- Born: February 13, 1900 Bridgeport, Washington
- Died: July 11, 1999 (aged 99) Englewood, Florida
- Occupation: Academic
- Spouse: Marion Hendrix

= Leslie A. Marchand =

American scholar of English literature

Leslie Alexis Marchand (February 13, 1900 – July 11, 1999) was an American scholar of English literature, who is chiefly notable for his contribution to the study of the Romantic poet Lord Byron, in particular his twelve-volume edition of Byron's Letters and Journals, published between 1973 and 1982, with a supplementary volume in 1994, and Byron: a Biography (Alfred A. Knopf, 1957).
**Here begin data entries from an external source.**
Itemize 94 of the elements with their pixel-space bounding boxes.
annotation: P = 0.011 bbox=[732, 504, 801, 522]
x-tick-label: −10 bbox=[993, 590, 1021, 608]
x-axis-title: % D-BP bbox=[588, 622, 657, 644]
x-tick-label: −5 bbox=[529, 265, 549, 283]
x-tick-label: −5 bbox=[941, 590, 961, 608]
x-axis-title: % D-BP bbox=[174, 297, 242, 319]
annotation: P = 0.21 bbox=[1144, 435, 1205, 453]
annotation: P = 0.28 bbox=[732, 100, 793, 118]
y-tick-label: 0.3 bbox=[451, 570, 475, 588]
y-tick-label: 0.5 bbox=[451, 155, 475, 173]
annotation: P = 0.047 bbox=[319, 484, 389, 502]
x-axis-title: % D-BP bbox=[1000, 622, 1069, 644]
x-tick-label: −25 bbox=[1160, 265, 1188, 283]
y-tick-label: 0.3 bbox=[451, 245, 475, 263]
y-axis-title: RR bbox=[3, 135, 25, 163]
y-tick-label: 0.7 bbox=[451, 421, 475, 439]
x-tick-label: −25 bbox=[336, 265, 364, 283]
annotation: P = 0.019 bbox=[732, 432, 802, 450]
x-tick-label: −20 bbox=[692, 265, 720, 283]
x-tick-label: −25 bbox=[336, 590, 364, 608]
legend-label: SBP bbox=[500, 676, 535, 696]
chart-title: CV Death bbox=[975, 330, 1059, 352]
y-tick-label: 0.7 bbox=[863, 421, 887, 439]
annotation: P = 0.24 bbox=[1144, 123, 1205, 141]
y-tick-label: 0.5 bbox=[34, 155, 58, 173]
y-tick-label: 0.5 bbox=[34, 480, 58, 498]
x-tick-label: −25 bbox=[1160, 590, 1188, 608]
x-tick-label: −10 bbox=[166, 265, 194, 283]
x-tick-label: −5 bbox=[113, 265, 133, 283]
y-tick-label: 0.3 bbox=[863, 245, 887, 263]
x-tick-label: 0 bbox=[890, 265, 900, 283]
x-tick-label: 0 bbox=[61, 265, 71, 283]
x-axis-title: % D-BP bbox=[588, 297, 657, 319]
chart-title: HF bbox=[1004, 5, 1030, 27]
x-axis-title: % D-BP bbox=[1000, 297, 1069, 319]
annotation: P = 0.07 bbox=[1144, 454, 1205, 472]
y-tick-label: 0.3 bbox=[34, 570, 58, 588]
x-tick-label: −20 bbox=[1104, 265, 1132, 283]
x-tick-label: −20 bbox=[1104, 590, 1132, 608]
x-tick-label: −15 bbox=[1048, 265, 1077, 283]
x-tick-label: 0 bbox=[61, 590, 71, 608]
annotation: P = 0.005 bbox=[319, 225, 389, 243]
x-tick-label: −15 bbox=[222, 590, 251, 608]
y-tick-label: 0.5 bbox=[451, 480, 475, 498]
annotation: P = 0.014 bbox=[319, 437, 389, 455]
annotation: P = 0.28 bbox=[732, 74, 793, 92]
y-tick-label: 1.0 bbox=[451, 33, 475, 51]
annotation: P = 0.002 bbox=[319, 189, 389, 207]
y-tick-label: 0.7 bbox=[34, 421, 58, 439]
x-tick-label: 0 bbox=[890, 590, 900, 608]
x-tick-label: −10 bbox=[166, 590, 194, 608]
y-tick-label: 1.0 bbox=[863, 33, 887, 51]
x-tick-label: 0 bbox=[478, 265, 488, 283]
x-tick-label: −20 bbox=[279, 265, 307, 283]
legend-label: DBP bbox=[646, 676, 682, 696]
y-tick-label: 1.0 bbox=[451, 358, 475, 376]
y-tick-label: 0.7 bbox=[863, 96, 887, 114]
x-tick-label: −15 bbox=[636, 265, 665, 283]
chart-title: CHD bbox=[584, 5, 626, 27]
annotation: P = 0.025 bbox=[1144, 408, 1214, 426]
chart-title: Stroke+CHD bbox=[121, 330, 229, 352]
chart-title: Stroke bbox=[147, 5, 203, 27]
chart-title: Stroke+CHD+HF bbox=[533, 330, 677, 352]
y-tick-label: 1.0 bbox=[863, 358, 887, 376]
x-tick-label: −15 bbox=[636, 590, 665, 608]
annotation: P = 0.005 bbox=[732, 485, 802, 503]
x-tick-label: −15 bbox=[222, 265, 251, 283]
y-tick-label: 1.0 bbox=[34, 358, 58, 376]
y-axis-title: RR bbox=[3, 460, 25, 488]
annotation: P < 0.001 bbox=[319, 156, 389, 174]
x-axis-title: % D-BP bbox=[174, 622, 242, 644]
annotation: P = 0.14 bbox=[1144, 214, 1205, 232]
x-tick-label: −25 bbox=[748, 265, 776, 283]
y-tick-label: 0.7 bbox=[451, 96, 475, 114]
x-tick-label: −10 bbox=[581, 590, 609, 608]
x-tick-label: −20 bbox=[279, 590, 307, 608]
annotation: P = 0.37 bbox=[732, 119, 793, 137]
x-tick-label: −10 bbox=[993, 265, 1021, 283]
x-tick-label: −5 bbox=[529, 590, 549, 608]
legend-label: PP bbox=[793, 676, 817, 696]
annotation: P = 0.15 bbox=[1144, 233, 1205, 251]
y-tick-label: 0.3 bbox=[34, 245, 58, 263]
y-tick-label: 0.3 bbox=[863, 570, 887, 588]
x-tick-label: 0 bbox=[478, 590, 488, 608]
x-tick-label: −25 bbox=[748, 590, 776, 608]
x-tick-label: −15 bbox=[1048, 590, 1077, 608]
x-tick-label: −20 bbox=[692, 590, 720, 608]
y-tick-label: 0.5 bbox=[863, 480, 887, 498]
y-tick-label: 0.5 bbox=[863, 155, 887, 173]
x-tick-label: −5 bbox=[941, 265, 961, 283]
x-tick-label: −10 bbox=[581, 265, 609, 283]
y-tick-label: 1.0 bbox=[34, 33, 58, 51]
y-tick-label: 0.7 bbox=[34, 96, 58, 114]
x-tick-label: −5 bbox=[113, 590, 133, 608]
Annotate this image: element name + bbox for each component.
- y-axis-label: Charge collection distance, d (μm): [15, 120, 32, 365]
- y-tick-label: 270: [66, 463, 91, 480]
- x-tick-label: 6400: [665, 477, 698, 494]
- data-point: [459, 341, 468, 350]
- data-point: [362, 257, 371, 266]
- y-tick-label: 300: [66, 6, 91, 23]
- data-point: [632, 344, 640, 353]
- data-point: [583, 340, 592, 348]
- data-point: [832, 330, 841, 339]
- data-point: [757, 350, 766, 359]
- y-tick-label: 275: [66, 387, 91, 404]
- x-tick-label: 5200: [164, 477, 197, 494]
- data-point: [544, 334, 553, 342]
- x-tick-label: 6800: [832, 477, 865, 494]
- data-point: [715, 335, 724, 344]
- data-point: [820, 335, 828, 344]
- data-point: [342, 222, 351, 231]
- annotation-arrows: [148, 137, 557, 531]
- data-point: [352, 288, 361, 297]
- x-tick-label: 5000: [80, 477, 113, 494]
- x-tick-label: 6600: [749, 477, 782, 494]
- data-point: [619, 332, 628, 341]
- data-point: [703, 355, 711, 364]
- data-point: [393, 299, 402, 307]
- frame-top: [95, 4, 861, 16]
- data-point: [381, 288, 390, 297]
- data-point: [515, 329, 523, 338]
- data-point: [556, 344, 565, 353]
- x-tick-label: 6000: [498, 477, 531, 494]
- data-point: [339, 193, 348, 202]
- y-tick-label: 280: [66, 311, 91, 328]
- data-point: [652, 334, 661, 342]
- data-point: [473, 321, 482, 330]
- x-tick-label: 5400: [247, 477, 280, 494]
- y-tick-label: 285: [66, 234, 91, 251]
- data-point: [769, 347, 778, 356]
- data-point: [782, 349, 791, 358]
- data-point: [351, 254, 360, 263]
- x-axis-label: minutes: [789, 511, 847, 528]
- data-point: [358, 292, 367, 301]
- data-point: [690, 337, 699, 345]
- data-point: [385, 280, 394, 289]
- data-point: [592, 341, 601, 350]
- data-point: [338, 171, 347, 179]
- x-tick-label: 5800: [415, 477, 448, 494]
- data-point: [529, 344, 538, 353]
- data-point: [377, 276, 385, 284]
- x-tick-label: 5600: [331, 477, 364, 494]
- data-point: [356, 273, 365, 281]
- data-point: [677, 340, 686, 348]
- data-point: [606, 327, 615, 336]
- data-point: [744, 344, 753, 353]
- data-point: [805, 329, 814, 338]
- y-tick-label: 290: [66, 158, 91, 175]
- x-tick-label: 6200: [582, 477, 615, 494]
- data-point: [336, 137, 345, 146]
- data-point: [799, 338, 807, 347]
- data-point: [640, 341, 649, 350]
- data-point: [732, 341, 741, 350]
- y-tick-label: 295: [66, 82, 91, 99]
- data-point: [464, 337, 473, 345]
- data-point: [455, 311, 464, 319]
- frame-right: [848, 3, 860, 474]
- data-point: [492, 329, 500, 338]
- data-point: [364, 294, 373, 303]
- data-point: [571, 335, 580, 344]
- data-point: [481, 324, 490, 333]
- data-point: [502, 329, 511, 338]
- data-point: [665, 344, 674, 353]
He was also a prolific contributor to literary periodicals.

==Biography==
===Early life===
Born in Washington in 1900, Leslie A. Marchand's "parents were French-speaking immigrants to the United States, and Leslie always liked to hear the French echo by stressing the second syllable of his name."

===Academic career===
Marchand studied journalism at the University of Washington, graduating with a B.A. in 1922 and an M.A. in 1923. After graduation, he took up a teaching position at Farthest North College in Alaska (Alaska Agricultural College and School of Mines), where he lectured on English and French literature.

In 1929, Marchand began studies towards a PhD at Columbia University. His dissertation, The Athenaeum: A Mirror of Victorian Culture, a study of the British nineteenth-century periodical, The Athenaeum, was published in 1941.

He joined the faculty at Rutgers University in 1937 and taught there until his retirement in the mid-1960s.

===Contribution to Byron studies===
Recognizing that manuscripts related to Lord Byron were likely to be scattered across Europe, Marchand set out to gather whatever he could find and to make previously unpublished materials available to the scholarly community. Serendipity played a role in his success in this endeavor:

Perhaps the most dramatic find of all was at a bookshop, where the owner mentioned that he had some things from Ockham Park, home of Byron's grandson, the Earl of Lovelace. These turned out to be routine books, but then the fellow mentioned he had a few notebooks. "They have writing in them," said the bookseller. "I don't know what they are, but if you want them, you can have them." They were by Byron's wife.